Thank you, Yvonne. Tazeen, look, first of all, we're incredibly excited to the fact that we have been able to build a category and essentially grow our business quarter-over-quarter by over 70%, 3 subsequent quarters in the U.S. And what we see in terms of the dynamic with ONPATTRO is a very healthy switch rate while we're adding net naive patients in a very robust manner. So what our internal data really suggests is that there is lesser and lesser patients that are stable on ONPATTRO as we expect those patient numbers to remain in small double digit or single digits over time.
Yes, really just I think kind of emphasize how pleased we are with the launch metrics for AMVUTTRA in terms of the balance of new patients as well as switches and really the expansion of the prescriber base, which is very encouraging for continued growth in the trajectory of our TTR franchise. So thanks for that question, Tazeen.
Our next question comes from Ellie Merle from UBS.
This is Sarah on for Ellie. On your CAA program, I guess, can you talk about some of the time line there and maybe the prioritization of that versus Alzheimer's and how we should think about the size of the CAA market opportunity?

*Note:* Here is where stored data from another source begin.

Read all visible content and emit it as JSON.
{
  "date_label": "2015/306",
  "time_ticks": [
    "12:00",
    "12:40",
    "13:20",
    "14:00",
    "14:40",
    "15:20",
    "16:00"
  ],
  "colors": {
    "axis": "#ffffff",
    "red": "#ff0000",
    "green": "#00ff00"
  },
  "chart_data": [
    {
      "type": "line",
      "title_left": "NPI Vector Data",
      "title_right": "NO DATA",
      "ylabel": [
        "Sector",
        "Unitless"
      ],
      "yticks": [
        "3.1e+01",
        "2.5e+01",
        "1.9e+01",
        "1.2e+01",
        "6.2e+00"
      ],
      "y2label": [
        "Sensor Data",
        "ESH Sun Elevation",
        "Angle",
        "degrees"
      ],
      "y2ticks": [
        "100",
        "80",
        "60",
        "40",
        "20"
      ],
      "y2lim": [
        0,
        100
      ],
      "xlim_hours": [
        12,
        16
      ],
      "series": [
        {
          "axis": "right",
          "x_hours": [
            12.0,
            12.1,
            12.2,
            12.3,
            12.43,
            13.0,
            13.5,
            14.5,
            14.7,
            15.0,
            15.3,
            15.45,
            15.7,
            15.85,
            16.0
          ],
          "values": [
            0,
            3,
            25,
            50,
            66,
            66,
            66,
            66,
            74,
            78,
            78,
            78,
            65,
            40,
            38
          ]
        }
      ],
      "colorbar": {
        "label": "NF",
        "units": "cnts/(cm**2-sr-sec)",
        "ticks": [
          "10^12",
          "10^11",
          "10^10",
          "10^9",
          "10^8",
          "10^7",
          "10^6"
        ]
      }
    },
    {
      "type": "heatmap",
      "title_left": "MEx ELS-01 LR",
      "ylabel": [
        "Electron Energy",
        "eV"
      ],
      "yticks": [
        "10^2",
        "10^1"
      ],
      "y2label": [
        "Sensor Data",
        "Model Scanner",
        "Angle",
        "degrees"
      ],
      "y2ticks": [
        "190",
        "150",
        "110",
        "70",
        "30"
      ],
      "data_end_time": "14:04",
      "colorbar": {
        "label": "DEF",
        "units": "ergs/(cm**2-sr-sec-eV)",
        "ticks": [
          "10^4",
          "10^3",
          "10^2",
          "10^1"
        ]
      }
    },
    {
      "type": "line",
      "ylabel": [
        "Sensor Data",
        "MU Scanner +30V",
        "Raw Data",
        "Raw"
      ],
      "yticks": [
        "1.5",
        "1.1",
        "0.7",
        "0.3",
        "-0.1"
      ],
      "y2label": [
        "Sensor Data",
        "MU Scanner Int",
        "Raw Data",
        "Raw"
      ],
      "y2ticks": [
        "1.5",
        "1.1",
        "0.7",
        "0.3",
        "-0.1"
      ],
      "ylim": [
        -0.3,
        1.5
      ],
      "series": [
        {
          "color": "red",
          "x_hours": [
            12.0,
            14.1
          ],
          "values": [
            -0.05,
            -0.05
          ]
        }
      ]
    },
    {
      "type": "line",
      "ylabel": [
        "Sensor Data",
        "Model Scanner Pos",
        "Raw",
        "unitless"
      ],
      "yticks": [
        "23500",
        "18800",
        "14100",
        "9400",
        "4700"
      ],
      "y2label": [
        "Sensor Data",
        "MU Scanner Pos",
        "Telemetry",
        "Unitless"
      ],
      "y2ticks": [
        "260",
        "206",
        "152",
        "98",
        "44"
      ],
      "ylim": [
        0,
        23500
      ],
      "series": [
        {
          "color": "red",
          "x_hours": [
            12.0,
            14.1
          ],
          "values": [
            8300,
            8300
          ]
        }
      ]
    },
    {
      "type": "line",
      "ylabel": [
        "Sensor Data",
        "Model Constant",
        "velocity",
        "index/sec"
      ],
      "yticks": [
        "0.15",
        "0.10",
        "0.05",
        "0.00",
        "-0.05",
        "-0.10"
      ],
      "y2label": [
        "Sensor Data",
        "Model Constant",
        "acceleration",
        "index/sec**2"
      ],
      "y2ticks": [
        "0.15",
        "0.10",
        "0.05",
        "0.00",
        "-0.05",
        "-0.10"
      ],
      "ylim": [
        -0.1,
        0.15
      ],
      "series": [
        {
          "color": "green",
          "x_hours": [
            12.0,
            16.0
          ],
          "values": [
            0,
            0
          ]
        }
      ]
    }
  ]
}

Thanks for that question. I guess that question has been stimulated actually by the incredible results that we've shown are quite remarkable results that we've shown in our Phase I interim study. And clearly, that's the first step in the journey of bringing RNAi therapeutics to patients with CNS diseases in general. We're clearly starting off with early onset Alzheimer's disease. But Pushkal, I think cerebral amyloid angiopathy get another important opportunity, potentially for ALN-APP given the genetics, but could you say a few words about how we're thinking about the opportunity here?
Absolutely. Thanks, Yvonne. Thanks, Sarah. Look, as it has been highlighted by both Akshay and Yvonne. CAA is really devastating disease. It's the second leading cause of intracerebral hemorrhage only behind hypertension and there's really no available therapies for these patients. And so it's something where the genetics and the biology really strongly suggest that APP lowering, may be a benefit to these patients.
In some ways, you can think about it, is very comparable to the hypothesis we've been pursuing with our TTR program by reducing amyloid we can reduce downstream tissue damage in nerves and heart in this case, in the parenchyma of the brain in Alzheimer's disease and the vasculature of the brain in CAA. So these initial data that we've shared today really give us promise that we can advance ALN-APP towards both of these diseases, frankly, in parallel.
We've not announced specifically what the time lines for that are. We're obviously working through and continuing the Part A of the study to do further dose exploration and really establish what we're seeing in terms of the magnitude of knockdown, but also the durability so that we can identify multi-dose regimens, et cetera, characterize safety and then we want to be pursuing Phase II studies in both of these indications in due course and we'll update.
Akshay, anything to that?
No. All good. Good answer Pushkal.
Our next question comes from Salveen Richter with Goldman Sachs.
This is Tommie on for Salveen. Congrats on the progress. So for zilebesiran, can you frame what you're hoping to see in this upcoming Phase II monotherapy and combo data, the path to registration here given supportive data? And any updates on the Reversir platform?
Yes. I think your question was referring to zilebesiran. Is that correct? I just wanted to make sure. As you know, we're very excited about the opportunity for zilebesiran in hypertension -- a condition that impacts 100 million or more people and only 70% are able to achieve the goal in blood pressure reduction. So we think it's a really important area that we believe our platform has a real opportunity to completely transform how these patients are treated and hopefully lead to a better outcomes with respect to morbidity and mortality.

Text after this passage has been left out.